The Three Base Strategy
- By Robert Pater
- Aug 01, 2023
Persistence is a critical leadership attribute — but not when it comes to those nagging injuries that continue to drag down safety performance and culture and adversely impact workers and workloads. Even with leaders having tried things that didn’t much move the needle.
This is why we’ve been called on over 30 years to target certain tenacious injuries — and know these and others can be significantly reduced. And if other companies can make a sizable dent in their most difficult, ongoing injuries, then so can you.
Organizational solutions typically start with leadership. As in, the Senior Vice-President of Manufacturing of a Fortune 50 company telling me, “90 percent of the things we’ve done to improve safety are positive. But to get another 1 percent improvement now, it’s about us, our people and our culture.” Double-ditto for leaders, the “us” in his statement.
Significant gains with longstanding seemingly insolvable safety problems begin with leaders high-grading their mindset and vision. How decision-makers consider a problem will channel where they direct attention, planning, and resources.

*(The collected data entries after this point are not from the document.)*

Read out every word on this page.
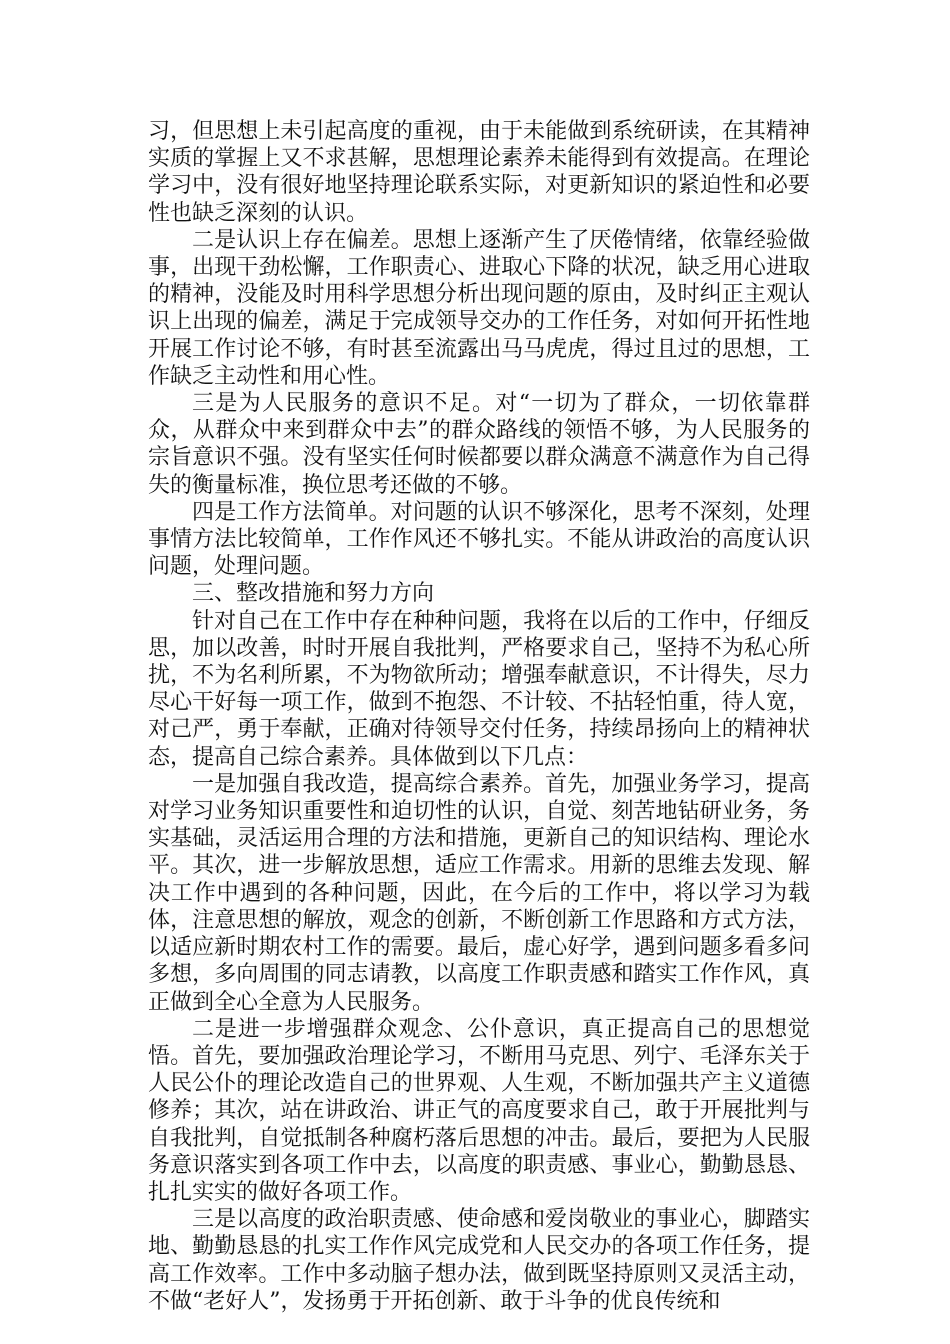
习，但思想上未引起高度的重视，由于未能做到系统研读，在其精神实质的掌握上又不求甚解，思想理论素养未能得到有效提高。在理论学习中，没有很好地坚持理论联系实际，对更新知识的紧迫性和必要性也缺乏深刻的认识。

二是认识上存在偏差。思想上逐渐产生了厌倦情绪，依靠经验做事，出现干劲松懈，工作职责心、进取心下降的状况，缺乏用心进取的精神，没能及时用科学思想分析出现问题的原由，及时纠正主观认识上出现的偏差，满足于完成领导交办的工作任务，对如何开拓性地开展工作讨论不够，有时甚至流露出马马虎虎，得过且过的思想，工作缺乏主动性和用心性。

三是为人民服务的意识不足。对“一切为了群众，一切依靠群众，从群众中来到群众中去”的群众路线的领悟不够，为人民服务的宗旨意识不强。没有坚实任何时候都要以群众满意不满意作为自己得失的衡量标准，换位思考还做的不够。

四是工作方法简单。对问题的认识不够深化，思考不深刻，处理事情方法比较简单，工作作风还不够扎实。不能从讲政治的高度认识问题，处理问题。

三、整改措施和努力方向

针对自己在工作中存在种种问题，我将在以后的工作中，仔细反思，加以改善，时时开展自我批判，严格要求自己，坚持不为私心所扰，不为名利所累，不为物欲所动；增强奉献意识，不计得失，尽力尽心干好每一项工作，做到不抱怨、不计较、不拈轻怕重，待人宽，对己严，勇于奉献，正确对待领导交付任务，持续昂扬向上的精神状态，提高自己综合素养。具体做到以下几点：

一是加强自我改造，提高综合素养。首先，加强业务学习，提高对学习业务知识重要性和迫切性的认识，自觉、刻苦地钻研业务，务实基础，灵活运用合理的方法和措施，更新自己的知识结构、理论水平。其次，进一步解放思想，适应工作需求。用新的思维去发现、解决工作中遇到的各种问题，因此，在今后的工作中，将以学习为载体，注意思想的解放，观念的创新，不断创新工作思路和方式方法，以适应新时期农村工作的需要。最后，虚心好学，遇到问题多看多问多想，多向周围的同志请教，以高度工作职责感和踏实工作作风，真正做到全心全意为人民服务。

二是进一步增强群众观念、公仆意识，真正提高自己的思想觉悟。首先，要加强政治理论学习，不断用马克思、列宁、毛泽东关于人民公仆的理论改造自己的世界观、人生观，不断加强共产主义道德修养；其次，站在讲政治、讲正气的高度要求自己，敢于开展批判与自我批判，自觉抵制各种腐朽落后思想的冲击。最后，要把为人民服务意识落实到各项工作中去，以高度的职责感、事业心，勤勤恳恳、扎扎实实的做好各项工作。

三是以高度的政治职责感、使命感和爱岗敬业的事业心，脚踏实地、勤勤恳恳的扎实工作作风完成党和人民交办的各项工作任务，提高工作效率。工作中多动脑子想办法，做到既坚持原则又灵活主动，不做“老好人”，发扬勇于开拓创新、敢于斗争的优良传统和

Even in many safety-dedicated companies, why do some injuries just keep on keeping on? Though some are company-specific, we’ve seen how leadership’s mindset can be among the biggest obstacles in overcoming tenacious injuries. This stems from assumptions that these safety problems are:
A. “Inevitable (“What can we do? Our workforce is aging?”), which leads to “Why even bother trying anything else?”
B. “Faked” (“They’re trying to get a free ride. The work ethic has deteriorated.”) This inevitably leads to “clamp down,” “catch them,” “monitor them heavily,” or “motivate with a bigger stick.”
C. Blaming a deficient workforce (“We’re doing all we can, provided the tools and training. They’re just too stupid or ornery to do what they’re supposed to do.”) Leading to pointing critical fingers at those who hire or do onboarding, or to complaining about “the current generation,” etc.
D. Quick-fix mentality, looking for the “ultimate answer” either to “idiot-proof” work or to “force compliance.”
E. Doubling sown — doing more of the same or minor-variations-on-a-theme approaches, which may help to a degree but now gets diminishing returns (like putting in 2 scissors lifts in the same workstation when one only could be accessed).